Não, não me diga pra esquecer a saudade, por que, nela habito,
Por que, onde os homens mentem, Deus deixa lá a esperança, o amor, a oração e o grito.
 
A saudade me agita,
A saudade não me larga, a saudade é a coisa mais doce,
Quando não, não deixa de ser a espera mais amarga.
 
Deixa eu me abrir contigo e dizer por que seu nome é saudade.
Por que, em dia de solidão eu abro o peito deito lágrimas,
E correndo pro tempo que agora não é...
Derramo de mim a felicidade mais vasta.
 
Os meus amigos não entendem, meus familiares repelem,
Mas é quando a chama arde em meu peito, e o som das coisas aplaude.
São nessas horas que vislumbro da dor, o acolher e o despeito,
De onde a minha herança são despojos de minha casa inacabada.
 
Quando mandarem-me fugir da saudade, quem há de me abrigar.

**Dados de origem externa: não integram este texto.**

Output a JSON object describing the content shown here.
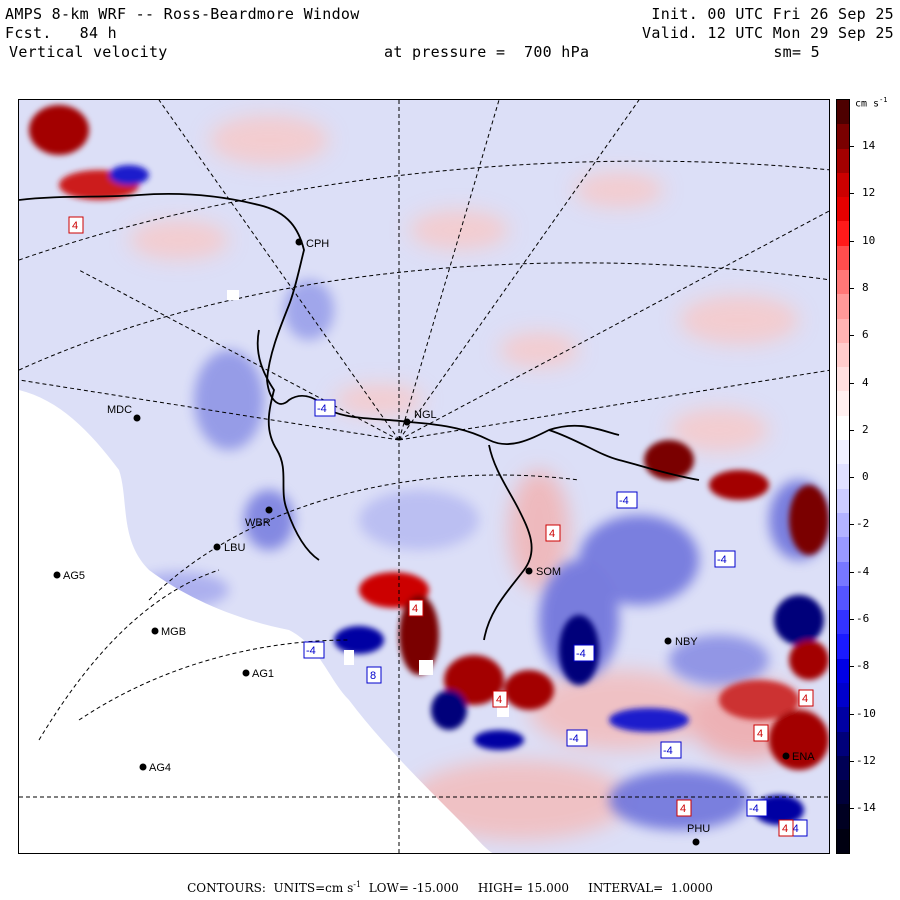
{
  "header": {
    "title": "AMPS 8-km WRF -- Ross-Beardmore Window",
    "fcst_label": "Fcst.",
    "fcst_value": "84 h",
    "field": "Vertical velocity",
    "init_label": "Init.",
    "init_value": "00 UTC Fri 26 Sep 25",
    "valid_label": "Valid.",
    "valid_value": "12 UTC Mon 29 Sep 25",
    "pressure_label": "at pressure =",
    "pressure_value": "700 hPa",
    "smooth_label": "sm=",
    "smooth_value": "5"
  },
  "colorbar": {
    "unit": "cm s",
    "unit_exp": "-1",
    "ticks": [
      "14",
      "12",
      "10",
      "8",
      "6",
      "4",
      "2",
      "0",
      "-2",
      "-4",
      "-6",
      "-8",
      "-10",
      "-12",
      "-14"
    ],
    "levels_top_to_bottom": [
      "#4d0000",
      "#7a0000",
      "#a30000",
      "#cc0000",
      "#e60000",
      "#ff1a1a",
      "#ff4d4d",
      "#ff7777",
      "#ff9999",
      "#ffb3b3",
      "#ffcccc",
      "#ffe0e0",
      "#fff0f0",
      "#ffffff",
      "#f0f0ff",
      "#e0e0ff",
      "#ccccff",
      "#b3b3ff",
      "#9999ff",
      "#7777ff",
      "#5555ff",
      "#3333ff",
      "#1a1aff",
      "#0000e6",
      "#0000cc",
      "#0000a3",
      "#00007a",
      "#000055",
      "#00003a",
      "#000022",
      "#000011"
    ]
  },
  "stations": [
    {
      "id": "stn-cph",
      "label": "CPH"
    },
    {
      "id": "stn-mdc",
      "label": "MDC"
    },
    {
      "id": "stn-ngl",
      "label": "NGL"
    },
    {
      "id": "stn-lbu",
      "label": "LBU"
    },
    {
      "id": "stn-wbr",
      "label": "WBR"
    },
    {
      "id": "stn-ag5",
      "label": "AG5"
    },
    {
      "id": "stn-som",
      "label": "SOM"
    },
    {
      "id": "stn-mgb",
      "label": "MGB"
    },
    {
      "id": "stn-nby",
      "label": "NBY"
    },
    {
      "id": "stn-ag1",
      "label": "AG1"
    },
    {
      "id": "stn-ag4",
      "label": "AG4"
    },
    {
      "id": "stn-phu",
      "label": "PHU"
    },
    {
      "id": "stn-ena",
      "label": "ENA"
    }
  ],
  "contour_boxes": [
    "4",
    "-4",
    "-4",
    "4",
    "-4",
    "-4",
    "4",
    "-4",
    "4",
    "4",
    "-4",
    "8",
    "-4",
    "4",
    "-4",
    "4",
    "4",
    "-4"
  ],
  "footer": {
    "contours_label": "CONTOURS:",
    "units_label": "UNITS=cm s",
    "units_exp": "-1",
    "low_label": "LOW=",
    "low_value": "-15.000",
    "high_label": "HIGH=",
    "high_value": "15.000",
    "interval_label": "INTERVAL=",
    "interval_value": "1.0000"
  }
}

Pois, se defendemos o sangue nas veias e o leite do egoísmo,
Por que o mar jamais fez um afogado, náufragos e tempestades...
Para aqueles que não largaram suas ilhas, teto, terra e barro.
 
Então, eu abro o braço e digo a saudade...
Tu me amas e me faz compêndios de felicidades
Onde o tempo é mentira, o vento é loucura,
Mas os gestos são eternizados no meu rim, peito e baço.
 
Por que do meu coração... Já não sei o que faço.